I’d spent the day in the fields with varying degrees of participation from the boys as we coaxed, cajoled, and then threatened the irrigation into working order. The days were all long, sweltering, and edging toward hopeless.
All the work of the spring could be dried up and murdered at the whim of Mother Nature. One storm can change the entire growing season. Now, I’m not a worrier by design. I’ve found if you’ve done your job as well as you can, when it’s time to hand over your work to the next person, the next stage, there’s no room for worrying about the outcome.
But this afternoon, my back against the oak overlooking the trickle that used to be a creek, I felt the tiniest parade of What Ifs arise.
What if the rain never came? What if we lost all the crops? What if the farm failed?

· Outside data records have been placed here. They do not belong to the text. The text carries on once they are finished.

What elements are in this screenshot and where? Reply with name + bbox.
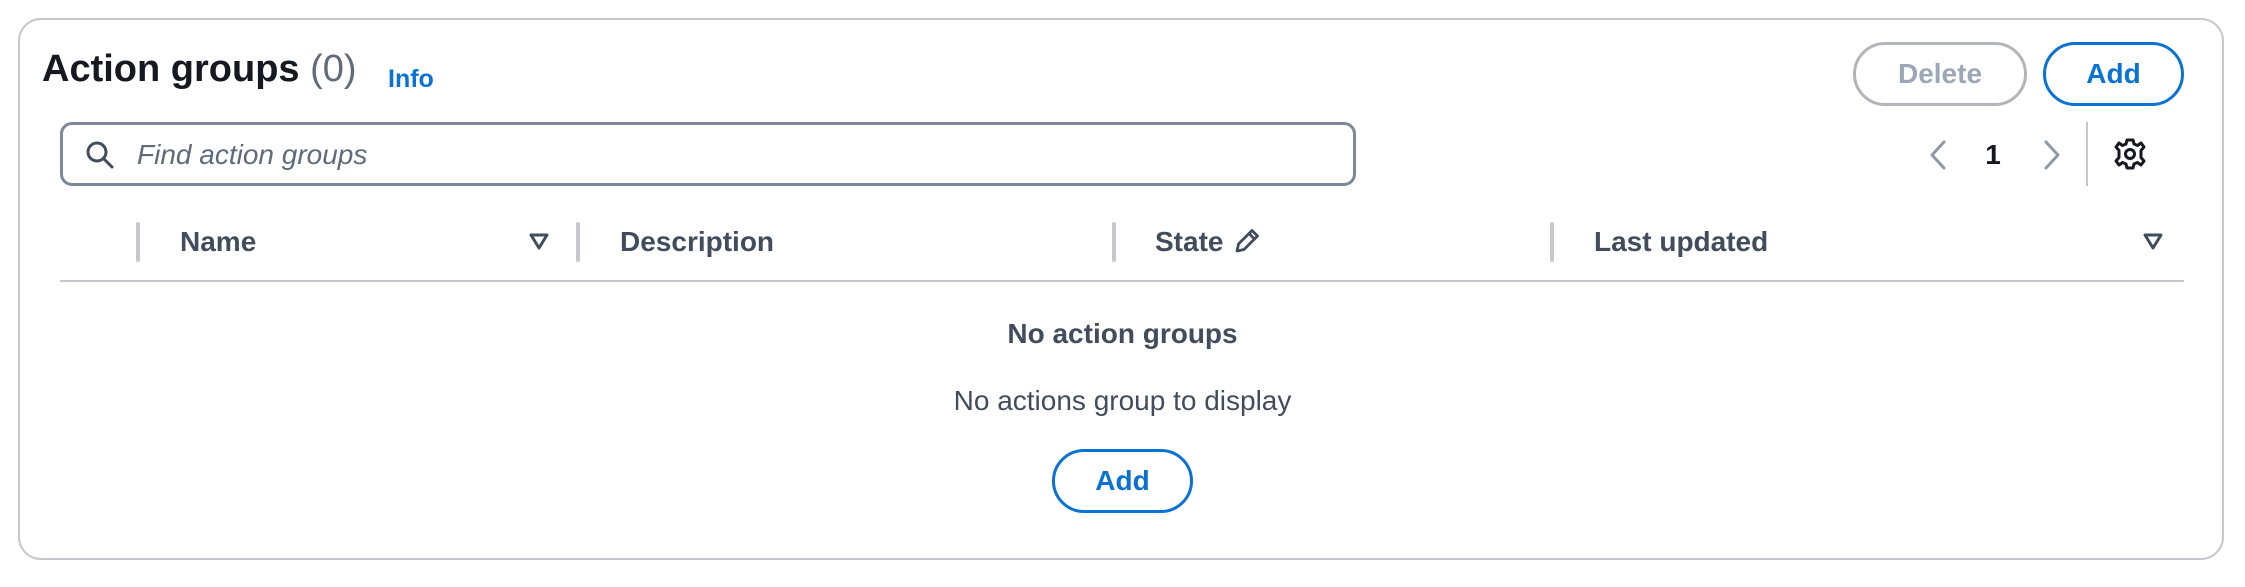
page-number[interactable]: 1 (1976, 139, 2010, 171)
gear-icon[interactable] (2112, 136, 2148, 172)
pagination-divider (2086, 122, 2088, 186)
sort-down-icon[interactable] (528, 230, 550, 252)
column-separator[interactable] (576, 222, 580, 262)
empty-state-description: No actions group to display (953, 385, 1292, 416)
column-header-description: Description (620, 226, 775, 257)
title-count: (0) (310, 48, 357, 90)
page-title: Action groups (0) (42, 50, 357, 88)
search-input[interactable] (135, 131, 1339, 179)
column-separator[interactable] (1112, 222, 1116, 262)
search-icon (86, 141, 114, 169)
delete-button[interactable]: Delete (1853, 42, 2027, 106)
table-header: Name Description State Last updated (60, 218, 2184, 282)
info-link[interactable]: Info (388, 67, 434, 92)
column-header-state: State (1155, 226, 1224, 257)
sort-down-icon[interactable] (2142, 230, 2164, 252)
title-text: Action groups (42, 48, 300, 90)
column-separator (136, 222, 140, 262)
search-field[interactable] (60, 122, 1356, 186)
pencil-icon (1235, 229, 1259, 253)
chevron-right-icon[interactable] (2034, 130, 2068, 180)
add-button[interactable]: Add (2043, 42, 2184, 106)
column-header-last-updated[interactable]: Last updated (1594, 226, 1768, 258)
empty-state-add-button[interactable]: Add (1052, 449, 1193, 513)
chevron-left-icon[interactable] (1922, 130, 1956, 180)
empty-state-title: No action groups (1007, 318, 1238, 349)
column-header-name[interactable]: Name (180, 226, 256, 258)
column-separator[interactable] (1550, 222, 1554, 262)
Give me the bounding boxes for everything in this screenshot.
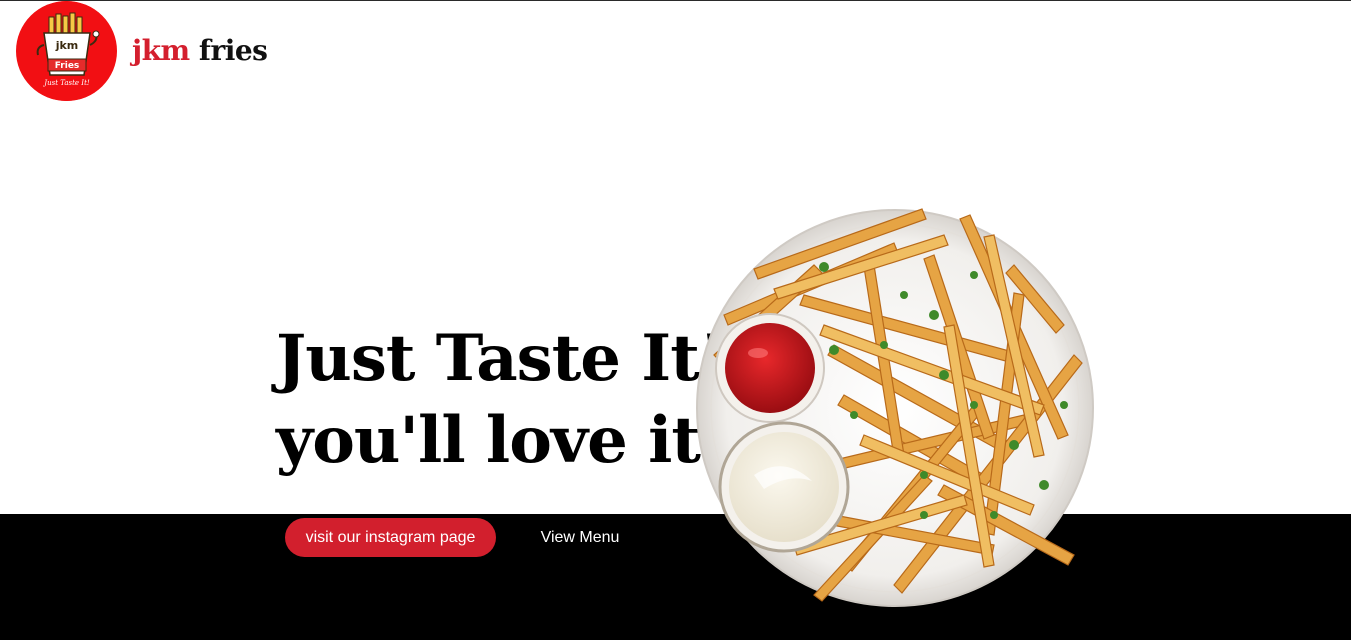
instagram-button[interactable]: visit our instagram page: [285, 518, 496, 557]
fries-plate-icon: [696, 208, 1094, 607]
fries-mascot-icon: jkm Fries Just Taste It!: [16, 1, 117, 101]
hero-title-line1: Just Taste It!: [276, 321, 727, 396]
fries-plate-image: [694, 205, 1096, 617]
bottom-band: [0, 514, 1351, 640]
hero-title-line2: you'll love it: [276, 403, 701, 478]
logo-top-text: jkm: [55, 39, 79, 52]
hero-title: Just Taste It! you'll love it: [276, 318, 727, 482]
brand-name[interactable]: jkm fries: [132, 34, 268, 67]
brand-name-part1: jkm: [132, 34, 190, 67]
view-menu-link[interactable]: View Menu: [528, 518, 632, 557]
logo-badge[interactable]: jkm Fries Just Taste It!: [16, 1, 117, 101]
logo-tagline: Just Taste It!: [42, 79, 90, 87]
site-header: jkm Fries Just Taste It! jkm fries: [0, 0, 1351, 110]
brand-name-part2: fries: [198, 34, 268, 67]
logo-mid-text: Fries: [55, 61, 80, 71]
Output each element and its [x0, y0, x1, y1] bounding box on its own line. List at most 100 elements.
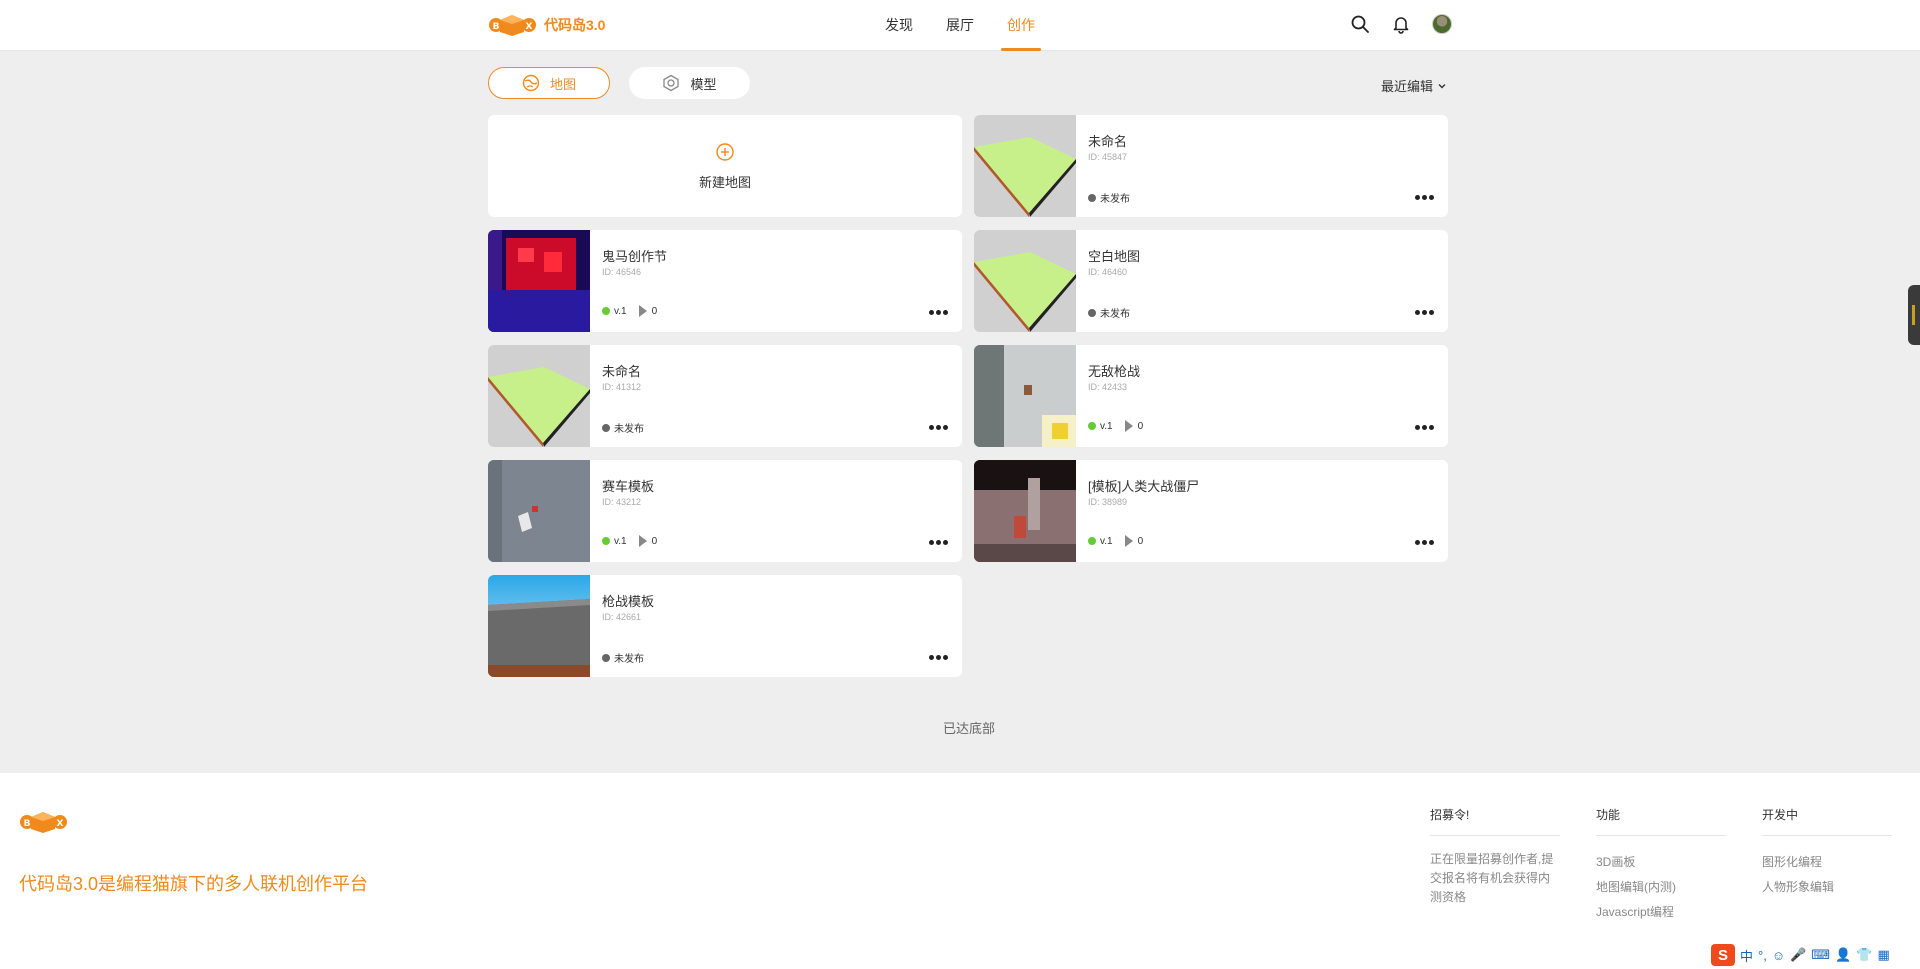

Who would I be if not a farmer?
The buzz of the locusts and the waterfall of sweat between my shoulder blades brought me back and I shook it off. I returned to the fields like a soldier marching into battle. No time for worry. There was only room for work.
The boys had disappeared under the pretense of a drink break, but it wasn’t long before I heard the shrieks and threats and the unmistakable sound of a garden hose wielded as a weapon.
For a moment, the thing I wanted most in the world was to join in their water war. But the work was calling. The responsibility of an uncertain future needed to be fed my best effort.
I worked late, taking a sandwich in the barn for dinner while I greased the sprayer for the next day. Phoebe had put the boys to work weeding in the garden for an hour before letting them scatter to their summer night childhoods. Freedom of the best kind.
I was pretending to read in bed after midnight while cursing myself for telling Phoebe air conditioning in the house could wait until next summer when I heard the suspicious sound of silence. It was followed by the more suspicious sound of bedroom doors shutting quietly and footsteps avoiding the squeaky floorboards.